When she awoke and was able to communicate, she told him she'd only marry him if she could walk down the aisle.

"It took her seven years of physical therapy, hard work, to finally be able to be strong enough to stand and walk with assistance," Jamie previously told Patch. "Dad on one side, brother on the other, we were married in 1994."

They went on to have daughter Annalyn, who is now 25. Even that, Jamie said, seemed an act of God. The extent of Lynn's injuries following the crash was so severe, doctors had told advised against them trying for children.

"Physically, every bone from her shoulder to her pelvis on her right side was broken," Jamie said, adding that she had a slew of injuries to her organs and internally.

“'We’ll leave that up to God,'" he remembers them thinking.

Annalyn would serve as testament to their faith, joining them in their runs. First sitting on her mother's lap, and then running with them in the home stretch and across the finish line in the 2008 Boston Marathon.

Jamie has heard often from people over the years, asking if he thinks he'd be faster without pushing her.

"People have asked me that a lot of times," Jamie said. "Since Lynn and I started racing together in 1991, there’s only been two times I’ve done a race without her. Both times it was a relay with our daughter."

Their story is so remarkable, it was featured in a documentary called "Marathon Love." They've appeared on "The Oprah Winfrey Show" (twice). They even carried the Olympic torch through Chicago en route to the 2002 Winter Olympics in Salt Lake City, Utah. They bought the torches for keepsakes (bet you didn't know someone could do that).

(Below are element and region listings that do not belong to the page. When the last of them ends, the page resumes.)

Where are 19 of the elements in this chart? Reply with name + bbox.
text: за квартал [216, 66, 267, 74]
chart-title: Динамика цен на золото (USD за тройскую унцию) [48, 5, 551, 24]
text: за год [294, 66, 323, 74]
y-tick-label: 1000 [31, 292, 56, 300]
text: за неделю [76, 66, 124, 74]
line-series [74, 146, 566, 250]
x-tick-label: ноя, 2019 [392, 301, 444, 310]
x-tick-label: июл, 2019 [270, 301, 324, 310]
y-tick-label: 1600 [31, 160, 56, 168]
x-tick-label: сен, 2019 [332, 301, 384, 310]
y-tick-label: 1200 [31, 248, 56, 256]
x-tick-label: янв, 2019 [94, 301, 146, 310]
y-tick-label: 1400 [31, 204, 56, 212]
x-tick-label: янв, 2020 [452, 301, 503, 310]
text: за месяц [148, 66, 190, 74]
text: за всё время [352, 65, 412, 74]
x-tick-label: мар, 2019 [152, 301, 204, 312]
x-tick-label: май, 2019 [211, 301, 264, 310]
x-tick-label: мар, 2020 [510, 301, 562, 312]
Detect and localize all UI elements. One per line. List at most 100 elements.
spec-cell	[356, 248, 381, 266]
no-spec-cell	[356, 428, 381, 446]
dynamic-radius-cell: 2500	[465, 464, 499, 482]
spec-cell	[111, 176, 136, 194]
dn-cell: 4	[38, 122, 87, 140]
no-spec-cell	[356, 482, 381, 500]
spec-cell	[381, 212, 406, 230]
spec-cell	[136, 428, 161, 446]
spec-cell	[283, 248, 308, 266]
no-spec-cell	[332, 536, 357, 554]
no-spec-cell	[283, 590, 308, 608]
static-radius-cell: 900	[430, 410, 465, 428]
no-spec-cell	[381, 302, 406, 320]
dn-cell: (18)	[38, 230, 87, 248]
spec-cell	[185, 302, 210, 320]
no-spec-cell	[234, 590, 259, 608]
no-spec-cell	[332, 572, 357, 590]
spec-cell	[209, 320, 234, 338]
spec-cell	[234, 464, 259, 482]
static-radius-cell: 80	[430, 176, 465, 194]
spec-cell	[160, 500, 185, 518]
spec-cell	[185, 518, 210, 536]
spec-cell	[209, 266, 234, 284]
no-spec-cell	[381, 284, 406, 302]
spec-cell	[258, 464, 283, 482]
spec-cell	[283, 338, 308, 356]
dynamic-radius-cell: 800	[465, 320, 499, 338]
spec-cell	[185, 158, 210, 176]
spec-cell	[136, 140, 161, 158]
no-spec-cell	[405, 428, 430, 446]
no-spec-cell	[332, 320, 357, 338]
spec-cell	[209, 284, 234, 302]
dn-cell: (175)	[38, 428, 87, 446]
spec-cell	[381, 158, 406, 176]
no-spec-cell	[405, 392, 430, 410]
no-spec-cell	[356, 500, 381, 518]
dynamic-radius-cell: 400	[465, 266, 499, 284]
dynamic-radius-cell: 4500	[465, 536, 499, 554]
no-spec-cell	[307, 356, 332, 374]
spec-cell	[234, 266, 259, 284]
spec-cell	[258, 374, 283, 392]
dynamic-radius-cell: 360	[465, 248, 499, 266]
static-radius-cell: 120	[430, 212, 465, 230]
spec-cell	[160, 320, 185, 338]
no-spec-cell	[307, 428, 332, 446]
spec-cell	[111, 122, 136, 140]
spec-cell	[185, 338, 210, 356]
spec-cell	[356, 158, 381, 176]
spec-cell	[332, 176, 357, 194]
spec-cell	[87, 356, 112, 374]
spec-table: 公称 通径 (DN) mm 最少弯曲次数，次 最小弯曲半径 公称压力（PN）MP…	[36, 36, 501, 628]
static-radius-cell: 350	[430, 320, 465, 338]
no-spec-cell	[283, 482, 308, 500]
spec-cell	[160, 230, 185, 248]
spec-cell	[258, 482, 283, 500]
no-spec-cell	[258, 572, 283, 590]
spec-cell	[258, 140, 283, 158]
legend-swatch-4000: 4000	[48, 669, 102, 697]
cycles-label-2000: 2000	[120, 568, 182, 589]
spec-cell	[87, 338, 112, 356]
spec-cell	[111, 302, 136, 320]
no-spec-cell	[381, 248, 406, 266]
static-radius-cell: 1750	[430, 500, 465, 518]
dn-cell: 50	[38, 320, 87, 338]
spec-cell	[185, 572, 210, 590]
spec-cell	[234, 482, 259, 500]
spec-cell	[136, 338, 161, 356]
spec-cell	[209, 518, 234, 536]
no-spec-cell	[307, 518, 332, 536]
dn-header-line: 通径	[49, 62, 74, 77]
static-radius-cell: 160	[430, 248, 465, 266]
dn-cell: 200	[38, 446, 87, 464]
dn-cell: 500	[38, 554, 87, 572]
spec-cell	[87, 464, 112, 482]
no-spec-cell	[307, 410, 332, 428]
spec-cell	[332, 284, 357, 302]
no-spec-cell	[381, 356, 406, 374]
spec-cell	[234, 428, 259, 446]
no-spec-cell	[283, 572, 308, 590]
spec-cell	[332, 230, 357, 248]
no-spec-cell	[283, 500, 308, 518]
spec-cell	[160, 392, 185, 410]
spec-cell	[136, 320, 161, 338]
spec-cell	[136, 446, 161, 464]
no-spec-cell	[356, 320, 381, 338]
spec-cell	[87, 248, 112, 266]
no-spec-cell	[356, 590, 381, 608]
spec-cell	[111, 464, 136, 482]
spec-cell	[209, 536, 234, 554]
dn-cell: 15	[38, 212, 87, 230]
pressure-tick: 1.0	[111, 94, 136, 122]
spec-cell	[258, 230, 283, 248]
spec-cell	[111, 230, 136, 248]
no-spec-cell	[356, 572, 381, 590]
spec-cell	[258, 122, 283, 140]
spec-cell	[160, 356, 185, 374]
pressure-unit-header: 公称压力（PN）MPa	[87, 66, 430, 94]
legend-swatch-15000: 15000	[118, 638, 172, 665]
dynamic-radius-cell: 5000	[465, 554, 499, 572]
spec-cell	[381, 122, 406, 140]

Lynn's resilience over the years has buoyed Jamie.

"We’ve known other people through networking who have TBI," he said. "None of them are the same—they’re like snowflakes. So many people get so frustrated, that they just give up. Lynn is totally the opposite. She keeps working hard every day. She’s accomplished so much that doctors never thought that she’d do after she got hurt."

Lynn is able to walk with some assistance, and continues to undergo physical therapy to regain some of what was lost through her injuries.

"I look at it is—I love a challenge, I’m always up for a challenge," Jamie said, of being by her side. "This has been an incredible challenge, none of us could have foreseen at any point in our life. Lynn is such a hard worker, she’s so determined at what she does.

"It’s really, when you look at all — what had to go into, all that falling into place for us to meet, the odds are incredibly against that. I just look at it, as it was meant to be. There’s no one in the world that I would have rather spent the last 40 years of my life with, than her."

Jamie now 63 and Lynn 62, they plan to run one more marathon—"because I'm not getting any younger," Jamie jokes.

Annalynn will join them, and their last marathon will be her first full one, Jamie said. The specific race will be her pick, he added.

Jamie and Lynn are also working on a book together, he said.

"I’m just riding my wife’s coattails, that’s what I’m doing," Jamie said.

"No matter how hard I train, she beats me every time. It’s really frustrating."